26 May 2006 {View Comments}
After a good couple of weeks doing the self employed thing, the most important lesson I have learned is backup your files regularly, backup your files regularly… backup your… i think you get the point.
Apple computers have been getting really solid, and a testament to this the only trouble i’ve had in recent years has been hard drive failures… and they only seem to happen at just the right times (usually around project deadlines).
What have I learned? - Don’t Panic!
Okay well, obviosuly if you lose everything without a backup you should start to panic as you’re kinda screwed (unless you want to pay extortionate prices to data recovery guys)! What i’m suggesting is a method so when you lose a drive you won’t even care!
Bootable backups
Previously i’d used Chronosync for all of my backup needs, but recently i moved to using SuperDuper! i find it a lot smoother to use, and also as it came out trumps in a recent comparision of all Mac backup solutions.
Raid redundancy
I’m currently using a plain ol’ external hard drive to backup to. Although just recently i purchased a firewire 800 / sata / USB 2.0 five bay (raid levels 5/3/1/0) hard drive enclosure from Nitro AV.
Why spend the money on something like this? well if i’m backing up to a raid 5 disk I don’t need to worry about data loss. If a drive fails I can simply swap in another one and it will rebuild all the lost data from information on the other drives…. awesome
I haven’t got it set up yet but i’ll be sure to give it a mention when everything is running smoothly :)

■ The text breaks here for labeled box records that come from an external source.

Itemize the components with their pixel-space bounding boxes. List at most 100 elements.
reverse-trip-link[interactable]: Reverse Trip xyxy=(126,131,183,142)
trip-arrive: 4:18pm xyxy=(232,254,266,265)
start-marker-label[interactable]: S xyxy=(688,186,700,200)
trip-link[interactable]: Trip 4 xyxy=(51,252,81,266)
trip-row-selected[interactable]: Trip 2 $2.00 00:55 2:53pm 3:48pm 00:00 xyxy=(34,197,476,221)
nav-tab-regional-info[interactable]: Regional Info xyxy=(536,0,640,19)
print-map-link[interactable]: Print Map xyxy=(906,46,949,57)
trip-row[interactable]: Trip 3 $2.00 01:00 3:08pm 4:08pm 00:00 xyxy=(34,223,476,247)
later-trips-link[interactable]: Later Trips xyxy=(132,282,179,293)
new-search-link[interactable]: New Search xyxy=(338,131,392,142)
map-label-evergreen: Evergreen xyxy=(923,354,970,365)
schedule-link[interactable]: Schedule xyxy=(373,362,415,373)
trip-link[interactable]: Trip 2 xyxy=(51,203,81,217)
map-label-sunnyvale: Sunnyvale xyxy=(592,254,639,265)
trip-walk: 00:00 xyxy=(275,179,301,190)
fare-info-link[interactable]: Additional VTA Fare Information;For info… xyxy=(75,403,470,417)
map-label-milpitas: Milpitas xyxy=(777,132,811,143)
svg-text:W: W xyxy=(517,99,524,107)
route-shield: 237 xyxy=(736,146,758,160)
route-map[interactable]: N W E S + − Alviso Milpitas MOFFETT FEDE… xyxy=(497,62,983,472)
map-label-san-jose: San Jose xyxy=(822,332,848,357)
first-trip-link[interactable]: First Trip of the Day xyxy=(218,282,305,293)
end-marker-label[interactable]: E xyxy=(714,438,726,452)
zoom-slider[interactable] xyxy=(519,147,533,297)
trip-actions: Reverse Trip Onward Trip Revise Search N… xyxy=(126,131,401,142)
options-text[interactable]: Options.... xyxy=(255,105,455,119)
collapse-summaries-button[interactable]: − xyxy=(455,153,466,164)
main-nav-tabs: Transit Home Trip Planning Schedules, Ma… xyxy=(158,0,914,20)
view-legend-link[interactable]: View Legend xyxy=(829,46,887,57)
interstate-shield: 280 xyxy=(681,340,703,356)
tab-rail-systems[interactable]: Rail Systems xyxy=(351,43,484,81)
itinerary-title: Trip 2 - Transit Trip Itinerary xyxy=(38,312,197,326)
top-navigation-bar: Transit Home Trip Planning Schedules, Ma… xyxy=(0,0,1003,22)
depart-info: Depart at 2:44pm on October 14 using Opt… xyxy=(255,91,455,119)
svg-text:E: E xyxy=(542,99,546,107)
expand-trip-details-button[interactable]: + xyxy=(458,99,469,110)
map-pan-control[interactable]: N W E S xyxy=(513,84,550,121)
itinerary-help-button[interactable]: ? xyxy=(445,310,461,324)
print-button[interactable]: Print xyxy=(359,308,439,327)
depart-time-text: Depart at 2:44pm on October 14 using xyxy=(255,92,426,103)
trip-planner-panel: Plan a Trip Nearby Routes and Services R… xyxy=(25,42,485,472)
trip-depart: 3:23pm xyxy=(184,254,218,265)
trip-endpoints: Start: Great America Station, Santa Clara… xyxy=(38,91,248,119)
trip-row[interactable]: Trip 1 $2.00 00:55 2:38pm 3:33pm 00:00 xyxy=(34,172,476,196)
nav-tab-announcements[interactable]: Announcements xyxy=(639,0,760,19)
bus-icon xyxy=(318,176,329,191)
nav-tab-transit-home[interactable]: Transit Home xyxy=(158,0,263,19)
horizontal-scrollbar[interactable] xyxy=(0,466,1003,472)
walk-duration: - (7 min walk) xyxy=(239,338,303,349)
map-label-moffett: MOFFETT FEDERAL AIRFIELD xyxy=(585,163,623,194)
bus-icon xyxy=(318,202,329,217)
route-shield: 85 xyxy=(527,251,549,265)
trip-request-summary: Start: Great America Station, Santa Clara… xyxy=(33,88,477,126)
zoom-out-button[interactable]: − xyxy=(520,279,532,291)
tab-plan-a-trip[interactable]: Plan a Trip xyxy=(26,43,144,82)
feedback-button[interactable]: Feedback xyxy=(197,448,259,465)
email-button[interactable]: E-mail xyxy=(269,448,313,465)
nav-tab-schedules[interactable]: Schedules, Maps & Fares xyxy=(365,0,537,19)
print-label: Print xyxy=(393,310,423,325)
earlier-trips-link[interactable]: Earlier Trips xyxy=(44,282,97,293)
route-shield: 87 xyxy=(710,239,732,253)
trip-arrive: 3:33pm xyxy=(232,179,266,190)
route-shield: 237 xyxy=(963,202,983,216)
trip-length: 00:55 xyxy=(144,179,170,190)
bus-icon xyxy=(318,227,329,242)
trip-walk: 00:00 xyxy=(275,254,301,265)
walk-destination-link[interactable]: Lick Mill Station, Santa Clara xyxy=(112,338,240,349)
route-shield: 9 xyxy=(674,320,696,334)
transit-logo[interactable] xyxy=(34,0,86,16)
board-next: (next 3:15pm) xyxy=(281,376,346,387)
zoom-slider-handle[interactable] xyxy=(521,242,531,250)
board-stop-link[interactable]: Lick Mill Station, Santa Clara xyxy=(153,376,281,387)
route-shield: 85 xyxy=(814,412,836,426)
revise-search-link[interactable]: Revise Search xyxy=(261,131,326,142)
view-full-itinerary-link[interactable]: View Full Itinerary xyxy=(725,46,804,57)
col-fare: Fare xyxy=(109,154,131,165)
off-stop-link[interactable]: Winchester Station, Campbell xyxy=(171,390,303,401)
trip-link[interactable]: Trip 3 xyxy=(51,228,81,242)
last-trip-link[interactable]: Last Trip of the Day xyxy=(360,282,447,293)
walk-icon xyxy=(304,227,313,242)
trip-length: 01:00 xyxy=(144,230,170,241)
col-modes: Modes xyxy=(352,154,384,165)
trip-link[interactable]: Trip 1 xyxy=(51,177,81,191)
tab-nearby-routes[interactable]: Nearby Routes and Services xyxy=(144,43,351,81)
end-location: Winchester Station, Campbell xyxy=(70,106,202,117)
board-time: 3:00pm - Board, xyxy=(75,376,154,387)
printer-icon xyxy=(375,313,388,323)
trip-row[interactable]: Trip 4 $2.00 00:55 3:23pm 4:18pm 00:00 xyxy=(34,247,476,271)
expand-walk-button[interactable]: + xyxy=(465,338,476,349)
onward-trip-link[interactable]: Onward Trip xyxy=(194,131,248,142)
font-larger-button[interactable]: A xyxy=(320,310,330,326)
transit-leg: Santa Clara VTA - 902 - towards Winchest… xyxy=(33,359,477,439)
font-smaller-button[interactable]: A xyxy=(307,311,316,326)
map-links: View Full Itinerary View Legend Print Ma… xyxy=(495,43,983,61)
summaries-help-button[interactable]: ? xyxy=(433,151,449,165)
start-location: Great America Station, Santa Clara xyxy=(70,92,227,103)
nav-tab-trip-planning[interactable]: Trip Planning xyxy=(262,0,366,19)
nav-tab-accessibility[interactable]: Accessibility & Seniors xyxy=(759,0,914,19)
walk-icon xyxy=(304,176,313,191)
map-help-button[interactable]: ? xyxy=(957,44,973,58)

Automated work environment setup
It’s often difficult to get a working environment setup, there are usually a lot of different application installers / binaries etc. to install before we can think about developing applications again. If we’re using our bootable backup that’s great… but what about when we want to re-install the system.
There’s an excellent shell script created by Geoffrey Grosenbach that will download, build and install everything you need to get ruby on rails running nicely on your Mac (be it intel or PPC). I’ve also been playing with the instructions for building imagemagick for osx intel by Will Groppe. Putting these together would main a fully atuomated rails environment setup.
There are other things we can do too… like setting up custom osx installer packages containing all the apps we regularly use, but i think that’s something for another day.